Elle seule peut nous montrer qu’existe autre chose que ce que nous connaissons, fussions-nous au fond du malheur. Capitale aussi est la possibilité d’écrire ce que l’on sent, car elle permet de s’en délivrer par la verbalisation clarifiée, la prise de conscience consécutive à l’objectivation ainsi permise, et aussi parfois par le simple pouvoir cathartique de la mise en mots.
Aussi le pire crime est, me semble-t-il, d’interdire la possibilité de ces deux remèdes à quelqu’un, quel qu’il soit.

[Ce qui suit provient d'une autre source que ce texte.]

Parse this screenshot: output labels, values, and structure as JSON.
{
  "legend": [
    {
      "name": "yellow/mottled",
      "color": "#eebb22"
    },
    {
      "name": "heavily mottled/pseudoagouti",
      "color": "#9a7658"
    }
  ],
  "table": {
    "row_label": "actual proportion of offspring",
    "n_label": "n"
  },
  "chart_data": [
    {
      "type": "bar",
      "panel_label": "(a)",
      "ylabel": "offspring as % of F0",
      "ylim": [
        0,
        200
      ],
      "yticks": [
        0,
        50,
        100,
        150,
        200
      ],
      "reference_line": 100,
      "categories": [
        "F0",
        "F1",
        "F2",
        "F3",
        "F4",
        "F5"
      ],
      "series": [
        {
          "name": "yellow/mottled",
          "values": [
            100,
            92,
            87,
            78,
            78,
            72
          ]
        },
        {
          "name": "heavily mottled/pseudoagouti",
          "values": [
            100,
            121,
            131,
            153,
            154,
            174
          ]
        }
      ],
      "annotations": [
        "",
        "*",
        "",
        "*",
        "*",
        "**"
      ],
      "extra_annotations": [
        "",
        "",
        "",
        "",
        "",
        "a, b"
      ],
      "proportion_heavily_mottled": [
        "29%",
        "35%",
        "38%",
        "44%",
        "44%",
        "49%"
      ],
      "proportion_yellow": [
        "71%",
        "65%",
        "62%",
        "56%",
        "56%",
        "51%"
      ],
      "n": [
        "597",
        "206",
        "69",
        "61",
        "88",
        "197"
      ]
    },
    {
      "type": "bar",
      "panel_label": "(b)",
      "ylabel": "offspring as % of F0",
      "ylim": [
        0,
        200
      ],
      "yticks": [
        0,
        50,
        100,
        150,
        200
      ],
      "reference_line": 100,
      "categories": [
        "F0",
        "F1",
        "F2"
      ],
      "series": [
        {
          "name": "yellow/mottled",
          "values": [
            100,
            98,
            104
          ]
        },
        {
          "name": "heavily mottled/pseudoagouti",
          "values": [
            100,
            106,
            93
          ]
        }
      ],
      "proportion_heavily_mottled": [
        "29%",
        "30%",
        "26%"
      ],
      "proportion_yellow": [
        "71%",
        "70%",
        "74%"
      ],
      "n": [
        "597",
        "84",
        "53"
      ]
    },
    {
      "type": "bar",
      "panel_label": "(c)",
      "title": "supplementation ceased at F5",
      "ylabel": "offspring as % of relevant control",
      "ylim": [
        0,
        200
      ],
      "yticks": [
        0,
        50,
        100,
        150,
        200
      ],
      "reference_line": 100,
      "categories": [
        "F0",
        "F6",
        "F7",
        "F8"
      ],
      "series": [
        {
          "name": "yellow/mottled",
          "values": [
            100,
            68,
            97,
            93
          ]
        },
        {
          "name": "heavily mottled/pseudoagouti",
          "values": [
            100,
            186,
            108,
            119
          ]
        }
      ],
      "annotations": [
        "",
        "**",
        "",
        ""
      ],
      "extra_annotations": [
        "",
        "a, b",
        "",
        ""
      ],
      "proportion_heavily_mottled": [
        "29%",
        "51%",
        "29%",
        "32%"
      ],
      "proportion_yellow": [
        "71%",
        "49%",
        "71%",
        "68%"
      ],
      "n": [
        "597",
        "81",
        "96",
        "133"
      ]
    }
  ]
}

C’est pourtant ce que vient de faire le ministère de la justice britannique, qui a décidé d’interdire l’envoi de livres, de magazines, de papier et de timbres aux détenus. Chris Grayling, le secrétaire d’État, a cru bon d’expliquer qu’il s’agissait de soumettre les prisonniers à des « conditions plus spartiates », afin d’accélérer leur « réhabilitation » (Source : Marianne, 6/06/2014)
On reste rêveur devant une telle mesure. Prétendre « réhabiliter » des prisonniers par une telle interdiction est une ineptie. C’est bien plutôt le contraire qui se produira : coupés de la lecture et de l’écriture, comment pourront-ils se reconstruire ? Se mettre à distance des « démons » qui peuvent encore les habiter, sans le secours de la médiation des mots ? Ne resteront que les instincts bruts, et les fameuses « conditions plus spartiates » les enfermeront dans l’animalité, car elles procèdent elles-mêmes de la plus grande barbarie. [v. t. 2 : Cruauté]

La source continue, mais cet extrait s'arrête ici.